Hepatitis E virus genotype 1 (HEV-1) infection in pregnant women is associated with adverse outcomes of pregnancy including fulminant hepatic failure, fetal loss, premature birth and neonatal mortality. However, the underlying mechanisms remain unclear because of the lack of a HEV-1-specific pregnancy animal model or a suitable in vitro model to mimic HEV infection at the maternal-fetal interface. In clinical case reports of human hepatitis E, HEV RNA was detected in newborns or placental tissues suggesting that the virus may cross the placental barrier, but in experimental animal HEV transmission studies, HEV-1 cannot be transmitted from pregnant monkeys to offsprings and an avian strain of HEV could not complete the vertical transmission cycle in chickens either. Therefore, whether HEV can be vertically transmitted from infected pregnant women to their newborns by crossing the placental barrier as a mechanism of pregnancy-associated adverse outcomes remains a debatable topic.

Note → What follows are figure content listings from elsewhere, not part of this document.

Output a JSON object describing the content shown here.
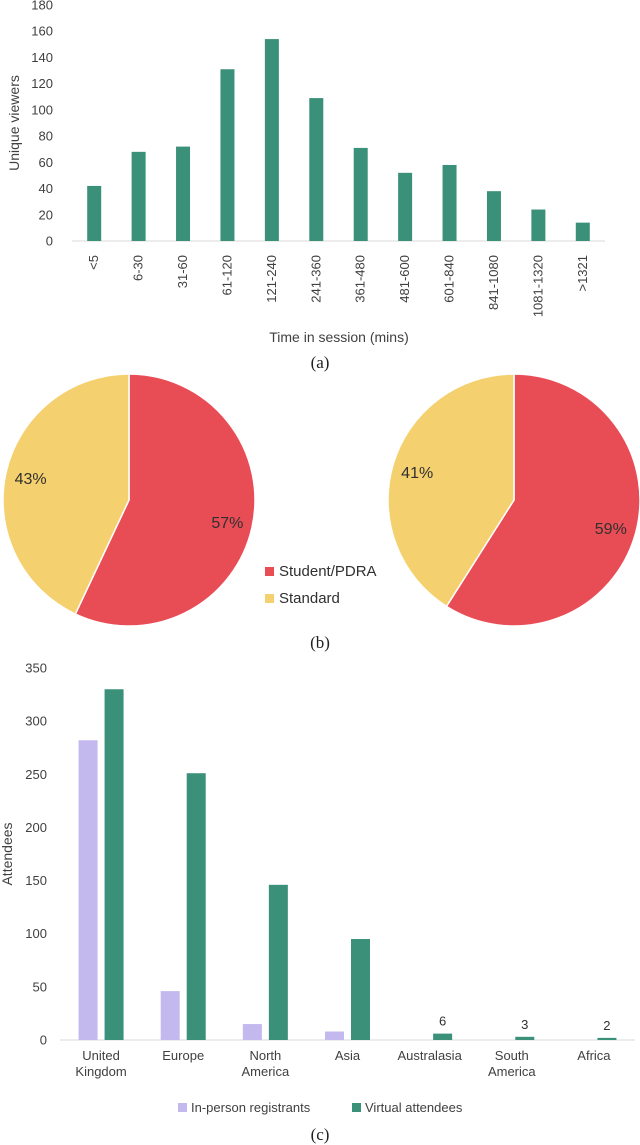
{
  "chart_data": [
    {
      "type": "bar",
      "caption": "(a)",
      "categories": [
        "<5",
        "6-30",
        "31-60",
        "61-120",
        "121-240",
        "241-360",
        "361-480",
        "481-600",
        "601-840",
        "841-1080",
        "1081-1320",
        ">1321"
      ],
      "values": [
        42,
        68,
        72,
        131,
        154,
        109,
        71,
        52,
        58,
        38,
        24,
        14
      ],
      "xlabel": "Time in session (mins)",
      "ylabel": "Unique viewers",
      "ylim": [
        0,
        180
      ],
      "yticks": [
        0,
        20,
        40,
        60,
        80,
        100,
        120,
        140,
        160,
        180
      ],
      "color": "#3a9079"
    },
    {
      "type": "pie",
      "caption": "(b)",
      "charts": [
        {
          "slices": [
            {
              "label": "Student/PDRA",
              "value": 57,
              "text": "57%"
            },
            {
              "label": "Standard",
              "value": 43,
              "text": "43%"
            }
          ]
        },
        {
          "slices": [
            {
              "label": "Student/PDRA",
              "value": 59,
              "text": "59%"
            },
            {
              "label": "Standard",
              "value": 41,
              "text": "41%"
            }
          ]
        }
      ],
      "legend": [
        {
          "label": "Student/PDRA",
          "color": "#e84c55"
        },
        {
          "label": "Standard",
          "color": "#f5d06e"
        }
      ],
      "legend_position": "center"
    },
    {
      "type": "bar",
      "caption": "(c)",
      "categories": [
        [
          "United",
          "Kingdom"
        ],
        [
          "Europe"
        ],
        [
          "North",
          "America"
        ],
        [
          "Asia"
        ],
        [
          "Australasia"
        ],
        [
          "South",
          "America"
        ],
        [
          "Africa"
        ]
      ],
      "series": [
        {
          "name": "In-person registrants",
          "color": "#c4b9ee",
          "values": [
            282,
            46,
            15,
            8,
            0,
            0,
            0
          ]
        },
        {
          "name": "Virtual attendees",
          "color": "#3a9079",
          "values": [
            330,
            251,
            146,
            95,
            6,
            3,
            2
          ]
        }
      ],
      "data_labels": [
        {
          "category": 4,
          "series": 1,
          "text": "6"
        },
        {
          "category": 5,
          "series": 1,
          "text": "3"
        },
        {
          "category": 6,
          "series": 1,
          "text": "2"
        }
      ],
      "ylabel": "Attendees",
      "ylim": [
        0,
        350
      ],
      "yticks": [
        0,
        50,
        100,
        150,
        200,
        250,
        300,
        350
      ],
      "legend_position": "bottom"
    }
  ]
}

A recent study led by Dr. Debin Tian in the laboratory of Prof. X.J. Meng, and in collaboration with neurobiologist Dr. Wen Li, from the Virginia Polytechnic Institute and State University, USA, demonstrated that antiviral resistance and barrier integrity at maternal-fetal interface restrict HEV from crossing the placental barrier. They showed that HEV-1 robustly infects pregnant gerbils and causes pregnancy-associated adverse outcomes. However, they could not demonstrate vertical transmission of HEV-1 from mother gerbils to newborns, as there is no detectable HEV-1 RNA in uterus tissues or in newborn pups. Subsequently, they established an in vitro blood-placental barrier by co-culturing human placental trophoblast cells (BeWo) and umbilical vein endothelial cells (HUVEC) in Transwell inserts. By using this in vitro placental barrier co-culture system, they showed that quasi-enveloped or non-enveloped HEV-1, HEV-3 or HEV-4 virions do not readily cross the placental barrier prior to 4 days post-inoculation when the placental barrier has high barrier integrity. They also revealed that the in vitro placental barrier induces anti-HEV effectors of type Ⅲ interferons (IFN-λ1, λ2/3) and the chemokine CXCL10 to restrict HEV replication. Importantly, they showed that the anti-HEV resistance from the placental barrier can be transferred to nonplacental HepG2 liver cells. Their findings help understand the mechanisms of HEV-1-associated adverse outcomes during pregnancy.
This study was published in Proc. Natl. Acad. Sci. USA; 2025 May 6;122(18):e2501128122: www.pnas.org/doi/10.1073/pnas.2501128122.